Cardiology Division, Department of Medicine, The University of Hong Kong-Shenzhen Hospital, Shenzhen, People's Republic of China.
Cardiology Division, Department of Medicine, Queen Mary Hospital, University of Hong Kong, Hong Kong, Special Administrative Regions, People's Republic of China.
Clin Interv Aging. 2022 Mar 17;17:287-294. doi: 10.2147/CIA.S337118. eCollection 2022.
Rheumatoid arthritis is associated with both abnormal bone metabolism and accelerated vascular aging but a mechanistic link was lacking. This study aims to investigate the role of osteocalcin (OCN)-expressing circulating endothelial progenitor cells (EPCs) in vascular aging, as determined by arterial calcifications in rheumatoid arthritis.
We performed flow cytometry studies in 145 consecutive patients with rheumatoid arthritis to determine osteogenic circulating levels of OCN-positive (OCN+) CD34+KDR+ and OCN+CD34+ versus conventional early EPC CD34+CD133+KDR+. Total calcium load of the thoracic aorta (ascending plus descending) and the carotid arteries were assessed by non-contrast computed tomography (CT) and contrast CT angiography.

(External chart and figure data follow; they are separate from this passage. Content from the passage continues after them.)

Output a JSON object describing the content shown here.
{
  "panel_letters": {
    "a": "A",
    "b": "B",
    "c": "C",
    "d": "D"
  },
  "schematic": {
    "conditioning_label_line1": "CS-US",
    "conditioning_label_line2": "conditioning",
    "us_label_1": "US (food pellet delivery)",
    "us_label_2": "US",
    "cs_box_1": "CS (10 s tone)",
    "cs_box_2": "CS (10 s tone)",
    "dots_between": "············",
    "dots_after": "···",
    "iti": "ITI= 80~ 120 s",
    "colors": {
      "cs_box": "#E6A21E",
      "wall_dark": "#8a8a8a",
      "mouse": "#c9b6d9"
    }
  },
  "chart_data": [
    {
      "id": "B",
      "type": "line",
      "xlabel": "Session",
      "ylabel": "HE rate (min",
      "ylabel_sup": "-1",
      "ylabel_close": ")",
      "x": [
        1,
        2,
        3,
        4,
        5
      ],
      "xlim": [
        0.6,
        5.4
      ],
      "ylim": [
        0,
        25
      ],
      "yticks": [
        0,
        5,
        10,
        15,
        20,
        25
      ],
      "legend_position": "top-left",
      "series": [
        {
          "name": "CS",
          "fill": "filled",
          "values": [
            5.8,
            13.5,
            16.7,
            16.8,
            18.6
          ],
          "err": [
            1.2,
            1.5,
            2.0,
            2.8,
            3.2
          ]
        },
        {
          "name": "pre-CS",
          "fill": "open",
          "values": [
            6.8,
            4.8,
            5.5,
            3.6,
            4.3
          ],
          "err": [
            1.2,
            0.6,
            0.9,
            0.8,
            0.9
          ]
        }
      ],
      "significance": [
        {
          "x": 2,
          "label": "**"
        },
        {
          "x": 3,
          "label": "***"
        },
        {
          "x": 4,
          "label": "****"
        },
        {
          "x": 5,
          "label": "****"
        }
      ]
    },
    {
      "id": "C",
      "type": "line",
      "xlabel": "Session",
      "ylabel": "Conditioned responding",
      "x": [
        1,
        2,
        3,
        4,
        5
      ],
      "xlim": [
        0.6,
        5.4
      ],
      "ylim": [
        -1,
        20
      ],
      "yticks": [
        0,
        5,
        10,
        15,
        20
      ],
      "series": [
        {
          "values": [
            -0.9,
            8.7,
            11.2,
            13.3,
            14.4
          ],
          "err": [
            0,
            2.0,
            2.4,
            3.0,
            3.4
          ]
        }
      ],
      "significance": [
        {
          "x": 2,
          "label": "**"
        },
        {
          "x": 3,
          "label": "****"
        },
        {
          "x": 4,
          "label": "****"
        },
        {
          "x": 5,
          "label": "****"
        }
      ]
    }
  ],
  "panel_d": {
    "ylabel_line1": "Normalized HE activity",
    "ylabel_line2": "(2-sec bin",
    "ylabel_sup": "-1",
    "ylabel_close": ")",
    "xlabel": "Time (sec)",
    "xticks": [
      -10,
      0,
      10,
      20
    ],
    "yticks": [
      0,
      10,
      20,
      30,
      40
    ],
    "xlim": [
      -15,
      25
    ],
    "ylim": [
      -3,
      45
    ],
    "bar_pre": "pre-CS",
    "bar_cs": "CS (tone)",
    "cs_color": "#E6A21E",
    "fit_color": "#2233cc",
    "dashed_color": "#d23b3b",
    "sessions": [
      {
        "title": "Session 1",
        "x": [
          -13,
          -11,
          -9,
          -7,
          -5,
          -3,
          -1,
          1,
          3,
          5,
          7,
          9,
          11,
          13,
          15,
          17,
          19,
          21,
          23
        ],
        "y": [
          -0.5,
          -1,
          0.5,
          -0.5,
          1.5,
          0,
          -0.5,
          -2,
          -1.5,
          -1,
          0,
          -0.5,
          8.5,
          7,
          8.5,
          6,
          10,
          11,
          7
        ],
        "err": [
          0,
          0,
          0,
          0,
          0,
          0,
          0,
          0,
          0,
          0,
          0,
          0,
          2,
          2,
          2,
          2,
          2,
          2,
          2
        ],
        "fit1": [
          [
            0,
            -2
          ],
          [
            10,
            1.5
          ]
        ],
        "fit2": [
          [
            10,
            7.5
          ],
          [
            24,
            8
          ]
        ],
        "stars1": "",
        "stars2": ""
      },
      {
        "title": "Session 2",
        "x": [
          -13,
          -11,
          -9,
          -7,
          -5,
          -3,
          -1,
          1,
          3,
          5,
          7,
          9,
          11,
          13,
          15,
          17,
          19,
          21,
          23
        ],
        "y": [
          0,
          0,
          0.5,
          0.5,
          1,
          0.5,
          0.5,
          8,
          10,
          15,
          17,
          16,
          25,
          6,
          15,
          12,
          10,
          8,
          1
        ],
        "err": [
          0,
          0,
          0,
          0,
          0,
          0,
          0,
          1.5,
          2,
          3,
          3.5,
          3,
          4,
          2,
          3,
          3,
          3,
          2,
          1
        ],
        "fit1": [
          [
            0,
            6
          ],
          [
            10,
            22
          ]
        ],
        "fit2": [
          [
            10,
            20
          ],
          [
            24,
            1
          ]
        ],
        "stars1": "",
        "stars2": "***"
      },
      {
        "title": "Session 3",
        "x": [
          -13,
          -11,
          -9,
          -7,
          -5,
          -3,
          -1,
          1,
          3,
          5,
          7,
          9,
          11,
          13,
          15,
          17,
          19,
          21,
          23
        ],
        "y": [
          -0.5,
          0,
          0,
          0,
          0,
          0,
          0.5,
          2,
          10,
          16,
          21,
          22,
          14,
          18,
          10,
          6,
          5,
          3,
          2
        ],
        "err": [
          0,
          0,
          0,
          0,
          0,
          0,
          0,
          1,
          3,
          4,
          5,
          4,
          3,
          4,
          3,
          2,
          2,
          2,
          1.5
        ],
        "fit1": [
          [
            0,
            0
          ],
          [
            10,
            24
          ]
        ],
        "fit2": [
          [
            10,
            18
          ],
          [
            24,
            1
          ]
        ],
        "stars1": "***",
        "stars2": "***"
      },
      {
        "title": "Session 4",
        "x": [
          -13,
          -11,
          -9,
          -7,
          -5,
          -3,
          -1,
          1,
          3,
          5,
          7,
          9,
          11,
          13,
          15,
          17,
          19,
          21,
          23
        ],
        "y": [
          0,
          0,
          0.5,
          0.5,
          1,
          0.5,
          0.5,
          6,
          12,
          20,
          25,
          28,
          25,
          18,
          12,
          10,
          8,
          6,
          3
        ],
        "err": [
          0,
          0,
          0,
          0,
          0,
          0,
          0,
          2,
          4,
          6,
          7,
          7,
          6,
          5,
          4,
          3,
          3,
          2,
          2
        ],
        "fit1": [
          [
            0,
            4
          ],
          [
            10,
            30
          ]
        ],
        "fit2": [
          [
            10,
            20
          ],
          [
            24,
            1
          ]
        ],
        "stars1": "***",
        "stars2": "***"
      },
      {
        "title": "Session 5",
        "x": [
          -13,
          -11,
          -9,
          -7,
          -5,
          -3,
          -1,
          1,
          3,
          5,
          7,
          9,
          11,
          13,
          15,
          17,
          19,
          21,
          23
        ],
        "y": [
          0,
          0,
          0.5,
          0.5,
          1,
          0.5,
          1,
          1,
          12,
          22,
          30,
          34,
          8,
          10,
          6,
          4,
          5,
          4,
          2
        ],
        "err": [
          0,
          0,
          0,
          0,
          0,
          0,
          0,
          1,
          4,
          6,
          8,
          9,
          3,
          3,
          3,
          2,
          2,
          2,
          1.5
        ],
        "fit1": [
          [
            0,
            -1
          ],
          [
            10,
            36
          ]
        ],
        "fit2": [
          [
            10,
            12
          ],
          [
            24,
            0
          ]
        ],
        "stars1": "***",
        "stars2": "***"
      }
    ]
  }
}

Osteogenic EPCs OCN+CD34+KDR+ ( = 0.002) and OCN+CD34+ ( = 0.001), together with clinical parameters of age, history of hypertension, systolic blood pressure, serum levels of triglycerides, HbA1c and creatinine, use of leflunomide and brachial-ankle pulse-wave velocity (all < 0.05), were associated with the clustered presence of aortic and carotid calcification. Multivariable analyses revealed that circulating OCN+CD34+KDR+ (B = 14.4 [95% CI 4.0 to 24.8], = 0.007) and OCN+CD34+ (B = 9.6 [95% CI 4.9 to 14.3], < 0.001) remained independently associated with increased aortic calcium load. OCN+CD34+ EPC (B = 0.8 [95% CI 0.1 to 1.5], = 0.023), but not OCN+CD34+KDR+ EPC (B = 1.2 [95% CI -0.2 to 2.6], P = 0.09), was further independently associated with carotid calcium load. In comparison, conventional early EPC CD34+CD133+KDR+ had no significant association with aortic or carotid calcium load (P = 0.46 and 0.88, respectively).
Circulating level of osteogenic EPC is associated with increased vascular aging in terms of calcification of the large arteries in patients with rheumatoid arthritis. The findings may suggest a role of the bone-vascular axis underlying vascular aging in rheumatic diseases. Further research is needed to characterize the mechanistic links and basis of these observations.
类风湿关节炎与骨代谢异常和血管老化加速有关,但缺乏两者之间的机制联系。本研究旨在探讨成骨细胞来源的循环内皮祖细胞(EPC)在血管老化中的作用,这种作用通过类风湿关节炎患者的动脉钙化来确定。
我们对 145 例连续的类风湿关节炎患者进行了流式细胞术研究,以确定成骨细胞来源的循环 OC 阳性(OCN+)CD34+KDR+和 OCN+CD34+与传统的早期 EPC CD34+CD133+KDR+的水平。通过非对比 CT(CT)和对比 CT 血管造影术评估胸主动脉(升主动脉和降主动脉)和颈动脉的总钙负荷。
成骨细胞 EPC OCN+CD34+KDR+( = 0.002)和 OCN+CD34+( = 0.001),以及年龄、高血压病史、收缩压、甘油三酯、HbA1c 和肌酐血清水平、来氟米特的使用和肱踝脉搏波速度(均<0.05),与主动脉和颈动脉钙化的簇状存在有关。多变量分析显示,循环 OCN+CD34+KDR+(B=14.4[95%CI 4.0 至 24.8], =0.007)和 OCN+CD34+(B=9.6[95%CI 4.9 至 14.3],<0.001)与主动脉钙负荷增加独立相关。OCN+CD34+EPC(B=0.8[95%CI 0.1 至 1.5], =0.023),而不是 OCN+CD34+KDR+EPC(B=1.2[95%CI -0.2 至 2.6],P=0.09),与颈动脉钙负荷进一步独立相关。相比之下,传统的早期 EPC CD34+CD133+KDR+与主动脉或颈动脉钙负荷无显著相关性(P=0.46 和 0.88)。
在类风湿关节炎患者中,循环成骨细胞来源的 EPC 水平与大动脉钙化所致的血管老化有关。这些发现可能提示骨骼-血管轴在风湿性疾病中的血管老化中起作用。需要进一步研究来描述这些观察结果的机制联系和基础。